Howard Stark returns, and he's got a big secret.
Now that we’re at Agent Carter‘s halfway point, it’s hard not to wonder: What’s the endgame? While plenty of interesting things happened in this episode, it doesn’t seem to be building toward any particularly clear big picture, or at least not in the way you’d think a show with only four episodes left would. There’s a very real lack of momentum and urgency that seems an awful like a leak in Agent Carter‘s gas tank, sapping away the energy from what would otherwise be a pretty fantastic television show.
Luckily for Agent Carter, this week’s return of Dominic Cooper’s Howard Stark does a little bit to make up for said lack of momentum, turning what could have been rather annoying into a mere mild concern.
Howard, you see, is back in town because he needs Peggy to covertly take stock of all his stolen tech that she found in the last episode, with the help of his high-tech camera pen. But that’s not the real reason, as Peggy finds out when she goes over the film with Stark—see, now that he knows S.S.R. has all of his tech, he needs her to steal something back.
He calls it The Blitzkrieg Button, and he says it’ll wipe out the city’s power grid if it’s used, with no way to bring it back online. Stark asks Carter to replace it with a dummy version, and to bring the real one back to him. Of course, Stark is lying about the Button—Peggy, because she’s suspicious of a man who takes every possible opportunity to cavort around with her hallmates when she’s not with him, and because Jarvis is a terrible liar, decides to do something crazy when she lifts the Button from S.S.R. HQ. She presses it.

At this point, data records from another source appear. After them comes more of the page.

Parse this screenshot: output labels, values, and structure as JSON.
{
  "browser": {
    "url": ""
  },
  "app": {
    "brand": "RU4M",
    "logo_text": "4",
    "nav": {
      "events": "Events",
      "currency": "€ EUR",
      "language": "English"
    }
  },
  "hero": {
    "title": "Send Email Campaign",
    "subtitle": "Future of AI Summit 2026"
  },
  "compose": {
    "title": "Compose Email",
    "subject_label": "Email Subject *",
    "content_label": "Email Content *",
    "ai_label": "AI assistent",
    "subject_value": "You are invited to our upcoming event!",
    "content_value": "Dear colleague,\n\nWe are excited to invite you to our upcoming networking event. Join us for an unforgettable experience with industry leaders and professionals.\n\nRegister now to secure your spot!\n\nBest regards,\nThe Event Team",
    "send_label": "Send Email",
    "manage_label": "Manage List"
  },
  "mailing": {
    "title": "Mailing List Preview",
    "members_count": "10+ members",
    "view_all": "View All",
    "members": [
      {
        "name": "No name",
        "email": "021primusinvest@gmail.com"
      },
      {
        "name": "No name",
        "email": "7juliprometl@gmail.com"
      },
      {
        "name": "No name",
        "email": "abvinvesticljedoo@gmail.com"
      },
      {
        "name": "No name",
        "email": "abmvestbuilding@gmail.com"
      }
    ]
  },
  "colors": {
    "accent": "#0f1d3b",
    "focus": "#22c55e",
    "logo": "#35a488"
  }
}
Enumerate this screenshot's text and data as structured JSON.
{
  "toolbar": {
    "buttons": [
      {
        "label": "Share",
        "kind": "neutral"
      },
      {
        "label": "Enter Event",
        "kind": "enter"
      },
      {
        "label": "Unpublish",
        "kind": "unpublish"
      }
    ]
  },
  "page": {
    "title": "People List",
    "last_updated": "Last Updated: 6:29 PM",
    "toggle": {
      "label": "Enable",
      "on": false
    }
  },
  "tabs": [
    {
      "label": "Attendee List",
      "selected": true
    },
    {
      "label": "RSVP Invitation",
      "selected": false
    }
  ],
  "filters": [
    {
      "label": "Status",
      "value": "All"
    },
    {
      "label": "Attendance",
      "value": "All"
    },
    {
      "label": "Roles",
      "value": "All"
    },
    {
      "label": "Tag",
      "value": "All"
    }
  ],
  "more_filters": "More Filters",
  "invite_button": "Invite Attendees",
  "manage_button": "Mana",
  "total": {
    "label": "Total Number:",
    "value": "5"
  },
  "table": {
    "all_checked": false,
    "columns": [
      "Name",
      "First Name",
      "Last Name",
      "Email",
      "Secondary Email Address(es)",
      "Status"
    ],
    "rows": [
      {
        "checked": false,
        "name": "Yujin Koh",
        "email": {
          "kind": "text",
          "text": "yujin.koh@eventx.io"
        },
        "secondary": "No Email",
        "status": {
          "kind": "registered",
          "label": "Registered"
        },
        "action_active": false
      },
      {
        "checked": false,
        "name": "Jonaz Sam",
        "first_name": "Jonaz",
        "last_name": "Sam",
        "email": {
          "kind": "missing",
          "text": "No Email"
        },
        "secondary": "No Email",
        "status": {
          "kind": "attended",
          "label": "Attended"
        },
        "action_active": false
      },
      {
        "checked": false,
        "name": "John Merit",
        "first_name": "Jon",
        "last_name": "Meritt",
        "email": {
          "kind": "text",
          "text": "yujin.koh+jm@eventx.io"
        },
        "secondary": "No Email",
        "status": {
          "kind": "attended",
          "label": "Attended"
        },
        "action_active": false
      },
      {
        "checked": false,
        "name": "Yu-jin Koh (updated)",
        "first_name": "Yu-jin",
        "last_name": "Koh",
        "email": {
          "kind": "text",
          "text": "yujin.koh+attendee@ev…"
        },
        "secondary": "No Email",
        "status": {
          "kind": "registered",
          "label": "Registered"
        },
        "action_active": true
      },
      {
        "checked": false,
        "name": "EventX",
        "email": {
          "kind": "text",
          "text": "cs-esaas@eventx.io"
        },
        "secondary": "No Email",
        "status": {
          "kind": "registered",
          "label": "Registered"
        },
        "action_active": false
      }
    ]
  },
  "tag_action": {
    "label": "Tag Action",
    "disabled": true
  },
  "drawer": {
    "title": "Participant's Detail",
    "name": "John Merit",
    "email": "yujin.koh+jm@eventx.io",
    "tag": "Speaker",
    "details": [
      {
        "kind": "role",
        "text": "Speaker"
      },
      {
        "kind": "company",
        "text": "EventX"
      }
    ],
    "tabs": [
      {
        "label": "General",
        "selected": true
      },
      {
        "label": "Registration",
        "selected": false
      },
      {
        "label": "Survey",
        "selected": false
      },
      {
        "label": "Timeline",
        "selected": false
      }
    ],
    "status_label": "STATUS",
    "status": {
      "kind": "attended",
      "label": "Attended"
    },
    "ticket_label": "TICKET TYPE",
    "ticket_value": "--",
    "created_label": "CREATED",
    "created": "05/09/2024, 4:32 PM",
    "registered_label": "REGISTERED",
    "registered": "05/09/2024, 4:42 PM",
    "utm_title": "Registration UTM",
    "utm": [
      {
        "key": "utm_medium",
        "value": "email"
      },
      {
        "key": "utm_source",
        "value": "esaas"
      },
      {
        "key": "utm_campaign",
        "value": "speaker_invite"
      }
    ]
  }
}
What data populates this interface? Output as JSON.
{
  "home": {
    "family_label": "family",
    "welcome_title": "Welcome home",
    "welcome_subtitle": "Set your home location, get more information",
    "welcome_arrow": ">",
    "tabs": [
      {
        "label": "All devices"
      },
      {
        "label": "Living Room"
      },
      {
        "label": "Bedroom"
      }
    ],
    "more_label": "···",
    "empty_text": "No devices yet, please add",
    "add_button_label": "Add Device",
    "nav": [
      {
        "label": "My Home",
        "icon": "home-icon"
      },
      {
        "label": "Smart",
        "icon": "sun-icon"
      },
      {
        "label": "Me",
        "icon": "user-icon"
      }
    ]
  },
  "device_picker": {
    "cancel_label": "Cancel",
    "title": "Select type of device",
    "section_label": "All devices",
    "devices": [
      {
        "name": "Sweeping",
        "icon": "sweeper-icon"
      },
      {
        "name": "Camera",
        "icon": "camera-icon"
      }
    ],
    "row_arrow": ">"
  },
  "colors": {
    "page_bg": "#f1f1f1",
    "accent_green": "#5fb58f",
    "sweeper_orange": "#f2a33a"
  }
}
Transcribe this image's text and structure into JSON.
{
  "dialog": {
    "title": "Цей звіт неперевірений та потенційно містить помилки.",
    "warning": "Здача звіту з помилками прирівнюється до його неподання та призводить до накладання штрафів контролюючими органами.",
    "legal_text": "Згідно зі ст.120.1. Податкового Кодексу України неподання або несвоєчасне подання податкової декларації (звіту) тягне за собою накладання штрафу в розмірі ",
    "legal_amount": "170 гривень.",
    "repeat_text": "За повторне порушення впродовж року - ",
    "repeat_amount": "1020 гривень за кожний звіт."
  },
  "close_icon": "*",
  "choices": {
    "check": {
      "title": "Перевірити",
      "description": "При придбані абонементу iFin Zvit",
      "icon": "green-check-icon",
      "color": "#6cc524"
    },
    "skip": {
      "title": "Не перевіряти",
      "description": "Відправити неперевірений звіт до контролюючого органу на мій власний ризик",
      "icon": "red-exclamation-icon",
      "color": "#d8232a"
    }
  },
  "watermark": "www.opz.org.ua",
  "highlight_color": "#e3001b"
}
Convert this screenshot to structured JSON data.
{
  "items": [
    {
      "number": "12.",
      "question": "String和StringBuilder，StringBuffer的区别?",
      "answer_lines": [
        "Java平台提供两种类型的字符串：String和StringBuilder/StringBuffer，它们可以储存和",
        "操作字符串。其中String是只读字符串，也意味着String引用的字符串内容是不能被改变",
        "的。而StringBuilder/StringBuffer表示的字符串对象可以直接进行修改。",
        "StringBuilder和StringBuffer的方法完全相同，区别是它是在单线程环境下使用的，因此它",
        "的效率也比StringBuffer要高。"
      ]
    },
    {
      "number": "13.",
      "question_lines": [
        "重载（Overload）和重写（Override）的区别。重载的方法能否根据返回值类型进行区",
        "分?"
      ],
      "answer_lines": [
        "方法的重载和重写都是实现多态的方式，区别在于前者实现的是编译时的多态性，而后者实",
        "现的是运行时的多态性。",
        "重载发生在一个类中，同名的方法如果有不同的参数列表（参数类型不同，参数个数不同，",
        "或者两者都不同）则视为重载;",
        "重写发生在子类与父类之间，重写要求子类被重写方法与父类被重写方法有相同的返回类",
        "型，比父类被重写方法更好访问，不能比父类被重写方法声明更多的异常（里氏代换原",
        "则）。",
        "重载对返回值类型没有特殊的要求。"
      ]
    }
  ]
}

Turns out it’s not a button at all, but a device for holding a vial of blood. Steve Rogers’ blood. You know, Captain America?
This, naturally, infuriates Peggy—she believes that Stark, with his self-absorbed profiteering, can’t possibly be up to any good with Steve Rogers’ blood. Stark tries to convince her that he just wants to do right by their presumed-dead superhero friend, but she’s not having it—ultimately deciding to keep the vial herself.
While all this is going on, a few smaller subplots unfold, each with the potential to make life a bit more complicated for Agent Carter in the near future. First, Agent Dooley leaves for Germany to interrogate one Ernst Mueller, a German colonel about to hang for his war crimes. Dooley’s interested in him because he was at Fennel, the battle that left hundreds of soldiers dead—including the two Leviathan agents who were inexplicably running around causing trouble in the first two episodes. Mueller tells Dooley that there was no battle—something massacred everyone and disappeared without a trace.
NEXT: Murder at Griffith’s!
Meanwhile, Agent Sousa continues to get disrespected by Thompson while he chases down a lead of his own—a homeless drunk whom he believes witnessed what happened at the docks when Jarvis and Carter called in the stolen Stark tech.
I actually really like Sousa’s story here—while not a lot happens, it finally gives Enver Gjokaj room to actually act a bit, which is quite nice. Agent Sousa, like Peggy Carter, will never get his due from his S.S.R. colleagues—Agent Thompson spends most of the episode haranguing him for what he believes is a waste of time—but he’s one of the best men they have, and when Thompson crashes his interrogation to taunt the homeless man with a burger and booze, Sousa learns that a brown-haired woman was at the dock that night. After Thompson acknowledges Sousa’s instincts—Sousa makes the leap that might have him figuring out Peggy’s secret very soon—what if that blonde they snapped a photo of at Spider’s party and the brunette the homeless man referred to were the same person?
Finally, the crooks who helped Jarvis smuggle Stark back into New York want to shake him down for more money—which doesn’t work because Peggy is there to keep them in line (read: beat them up). This, however, sends their boss after them, Mr. Mink—a well dressed assassin with a high-tech, fully automatic revolver. He stalks Peggy throughout the episode, but is suddenly—shockingly—taken out by the Griffith’s newest resident, Dottie Underwood.
I totally called this, by the way.
And in one final, ominous scene, Agent Dooley, returned from Germany, stands alone in the S.S.R. office late at night as the mysterious Fringe-like typewriter suddenly springs to life.
– This is the episode with the giant Stan Lee cameo. It was a pretty good one.
– Handicapped or not, Sousa can TAKE A GUY DOWN.
– Who do we think Dottie is? Is she a Leviathan agent? Hydra? Something else? Will she be the Faith to Peggy’s Buffy?
– That scene with Thompson and Carter in the interrogation room where he asks her why she puts up with doing all the demeaning busy work for them didn’t really work for me. I’m not sure why. Maybe it’s because it just pales in comparison to the scene where Peggy finally tells Howard off for hiding everything from her after she’s been running on covert errands for him. I do enjoy the central struggle at the heart of both scenes though, and the way Atwell portrays the immense fortitude and determination necessary to do anything meaningful in a system set up to keep her from participating in any real way.
– Do you think we’re building toward a Sousa/Carter team-up? I think we are.